An der australischen Monash University wurde eine Methode entwickelt, mit der Allgemeinmediziner bei Frauen ab dem Alter von 40 Jahren eine eintretende Menopause feststellen können. Das “Practitioner Toolkit for the Managing the Menopause”, das neben einem Diagnose-Tool ein Kompendium der zugelassenen Hormonbehandlungen enthält, steht ab 7. Juli zum kostenlosen Download bereit.

Eine einfache Methode hilft Allgemeinmedizinern, den Beginn der Wechseljahre zu diagnostizieren.

Eine einfache Methode hilft Allgemeinmedizinern, den Beginn der Wechseljahre zu diagnostizieren.

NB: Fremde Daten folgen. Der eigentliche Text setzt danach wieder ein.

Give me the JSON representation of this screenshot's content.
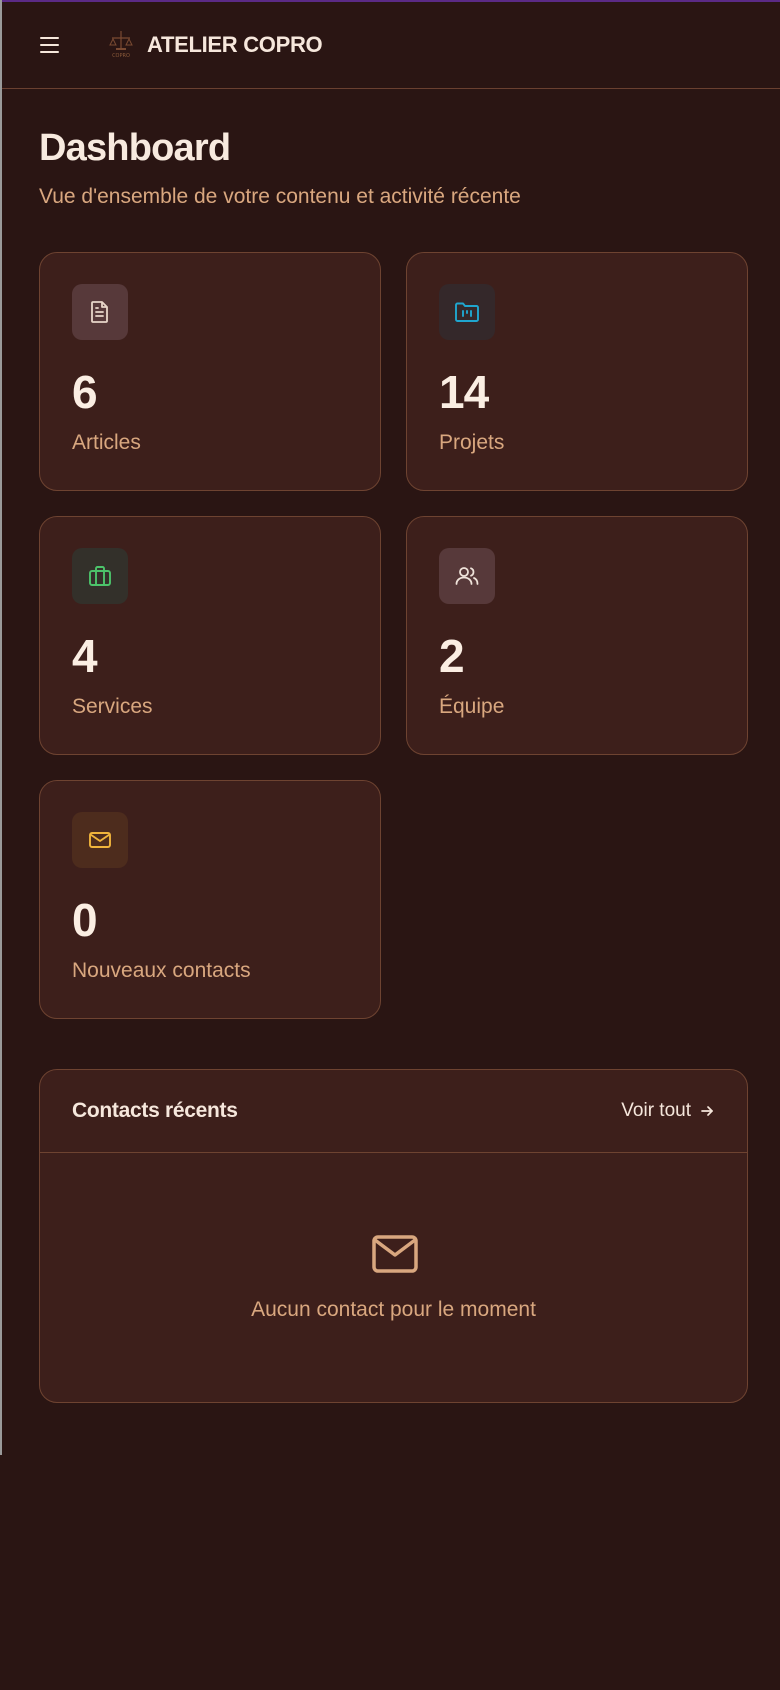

Unter der Leitung von Prof. Susan Davis kombinierte ein Forschungsteam vorhandene Forschungsergebnisse über die Menopause, Diagnose-Algorithmen und umfangreiche klinische Erfahrung, um das Diagnose-Tool zu entwickeln. Das für den Einsatz in Arztpraxen vorgesehene Instrument arbeitet auch mit der Krankengeschichte der jeweiligen Patientinnen und berücksichtigt Risikofaktoren, um optimale Therapievorschläge erzielen zu können.

Davis argumentiert, dass das Toolkit hilfreich sein könne, da es zwar viele detaillierte Leitlinien für die Wechseljahre gebe, die Realität jedoch zeige, dass die meisten Hausärzte nicht die Zeit hätten, sich durch einen 40 Seiten umfassenden Bericht durchzuarbeiten, wenn ihnen nur 5 oder 10 Minuten pro Patientin zur Verfügung stünden.

“Basierend auf Rückmeldungen von Patientinnen und Ärzten wurde uns klar, dass es eine weit verbreitete Verwirrung gibt, wie zu bestimmen sei, wann die Menopause beginnt und wie mit der Verschreibung angemessener Behandlung Nebenwirkungen beizukommen sei”, meinte Davis in einer Aussendung der Universität. Viele Absolventen medizinischer Universitäten hätten nämlich in ihrer Ausbildung wenig über die Menopause erfahren, daher gebe es Davis zufolge eine klare Notwendigkeit für einfache und praktische Leitlinien.

Das Tool-Kit

Das kostenlose Toolkit enthält ein Flussdiagramm standardisierter Fragen, anhand derer Ärzte beurteilen können, ob sich eine Patientin möglicherweise in der Menopause befindet. Zusätzlich sthet auch eine Liste der von den Aufsichtsbehörden in verschiedenen Ländern zugelassen Hormontherapien zur Vefügung, auch nicht-hormonelle Therapien sind enthalten, wenn deren Nutzen bewiesen ist.

“Üblicherweise wird Frauen eine Hormon-Therapieverschrieben, doch deren Erfolg hängt von der Art und Ausprägung der Symptome,  persönlichen Umständen und dem medizinischen Hintergrund ab”, erläutert Davis. “Dieses Toolkit hat das Potenzial, das zu ändern, denn es gilt für eine 41-jährige Frau in Madras ebenso wie für eine 48-Jährige in Manhattan.”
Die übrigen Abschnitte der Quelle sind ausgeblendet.